On the occasion that a debt collector calls you, or you’re worried about debt collection agencies coming after your credit report, there might be several questions running around your mind. It does not help that you’re also thinking about how to pay past-due accounts under your name. Receiving harassing phone calls may just aggravate your present situation.

But it is better to know what you’re up against when dealing with dishonest debt collectors. To better understand how the industry operates, this article will introduce you to the business of collecting debts. Being in an unfortunate situation with a debt collection company, you must know your way around the system. Read to know more:

Debt Collection: An Overview

The debt collection process happens when a collection company attempts to collect outstanding debts from consumers like you. A debt collector will start contacting you if you fail to pay your loan or credit card bills way past the due date.

This circumstance can also happen if you’re an authorized user of someone else’s credit card or you’ve cosigned a loan. You may find out more about debt collection agencies on Crediful. For now, it is ideal to know that debt collectors will tirelessly pursue you about payments for any of the following:

  • Student loan
  • Healthcare
  • Personal loan
  • Car/Auto loan
  • Credit card
  • Utility and phone bills

Debt collectors are third-party agencies that make a profit by working on behalf of the original creditors. The company receives a percentage of the debt collected from the company where the original creditor belongs. There are also instances where debt collection companies purchase an original debt in exchange for pennies on the dollar.

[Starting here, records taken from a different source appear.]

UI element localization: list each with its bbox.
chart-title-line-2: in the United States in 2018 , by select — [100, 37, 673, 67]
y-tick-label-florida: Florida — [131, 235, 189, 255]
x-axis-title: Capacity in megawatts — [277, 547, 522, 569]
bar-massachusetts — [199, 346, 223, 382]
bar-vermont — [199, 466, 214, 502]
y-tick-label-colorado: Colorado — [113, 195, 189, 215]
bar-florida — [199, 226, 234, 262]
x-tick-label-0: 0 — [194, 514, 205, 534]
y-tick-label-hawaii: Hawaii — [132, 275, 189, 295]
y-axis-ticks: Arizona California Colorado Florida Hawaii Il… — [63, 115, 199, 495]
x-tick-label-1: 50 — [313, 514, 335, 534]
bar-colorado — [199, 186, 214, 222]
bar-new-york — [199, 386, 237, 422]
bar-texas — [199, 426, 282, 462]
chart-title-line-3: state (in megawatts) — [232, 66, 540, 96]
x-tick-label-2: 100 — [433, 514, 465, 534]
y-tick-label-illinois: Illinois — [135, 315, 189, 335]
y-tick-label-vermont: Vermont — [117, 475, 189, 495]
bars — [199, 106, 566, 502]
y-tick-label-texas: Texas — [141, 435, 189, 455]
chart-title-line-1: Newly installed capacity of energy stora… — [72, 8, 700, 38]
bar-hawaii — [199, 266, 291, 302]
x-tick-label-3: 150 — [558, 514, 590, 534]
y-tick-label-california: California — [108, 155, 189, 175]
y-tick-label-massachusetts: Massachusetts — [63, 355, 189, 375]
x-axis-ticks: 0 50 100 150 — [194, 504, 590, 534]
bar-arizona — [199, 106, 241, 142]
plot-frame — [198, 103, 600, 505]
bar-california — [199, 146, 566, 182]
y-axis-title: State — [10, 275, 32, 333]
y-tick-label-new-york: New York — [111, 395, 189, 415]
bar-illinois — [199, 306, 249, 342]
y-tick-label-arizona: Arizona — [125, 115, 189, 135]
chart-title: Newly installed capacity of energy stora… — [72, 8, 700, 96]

How Do Debt Collection Companies Operate?

The process of debt collection varies from one company to another. Some companies cater to a specific type of debt, such as student loan debt or healthcare bills. Others may only focus on debts that are a few years old. And some companies avoid debt that already went past its statute of limitations.

If you have outstanding bills, the original creditor typically alerts you first through written notice and phone calls. They will attempt to communicate with you about the account current. Once the original creditor is unsuccessful in reaching out to you, this is where the transition from the lender to the debt collection company takes place.

All the information that the original creditor has on you will be transferred to the debt collector’s possession. Debt collectors will then use this information, including your name, home address, phone number, and even your family’s contact information, to come after you.

They may even utilize your personal banking information, such as savings and investment accounts, to see if you have enough resources to pay your debts. Several states have even allowed wage garnishment when collecting old debts from consumers.

How to Deal With Debt Collectors?

Having a collection account in your credit report may cause significant damage to your credit score. It may stay in your credit report for as long as seven years, giving your name a lousy reputation to future lenders. Dealing with debt collectors as soon as possible is the only way to solve this problem. Here is a step-by-step guide to assist you throughout the process.

1. Validate the debt

The FDCPA requires all debt collection companies to provide consumers like you a debt validation letter. You must not pay any amount to them unless you confirm that the debt is legitimately yours. This process is a crucial step that everyone should not skip.

A debt validation letter outlines the exact amount of debt, classification of debt owed, and all the necessary information about the original creditor. If you notice any discrepancies, you have a full 30 days to dispute the claims made against you

2. Familiarize yourself with the different payment options

You have two options when paying outstanding bills. You may fulfill it by making a full payment or enrolling in a repayment plan. It is best to consider and examine your financial status to see which option will work best for you.

See how much money you are willing to put down. If it isn’t enough to pay the debt in full, you may negotiate with the debt collection company for a repayment plan that costs less than the money you owe. You can also seek the help of a credit counselor or a debt management planner to guide you in your financial undertakings.

3. Start making payments

Before paying anything to debt collectors, make sure to ask the company for a written agreement. Review the information provided in the letter once it arrives at your doorstep. Keep in mind that you are negotiating with tricky companies, so check every document provided by the debt collection company before you can start making any payment.


Though debt collectors operate suspiciously, they are still considered legitimate by the Better Business Bureau. And clearing off negative items reflected in your credit report should always be a top priority. Dealing with debt collection companies is indeed a difficult task, so remember to keep your guards up when coming across their way.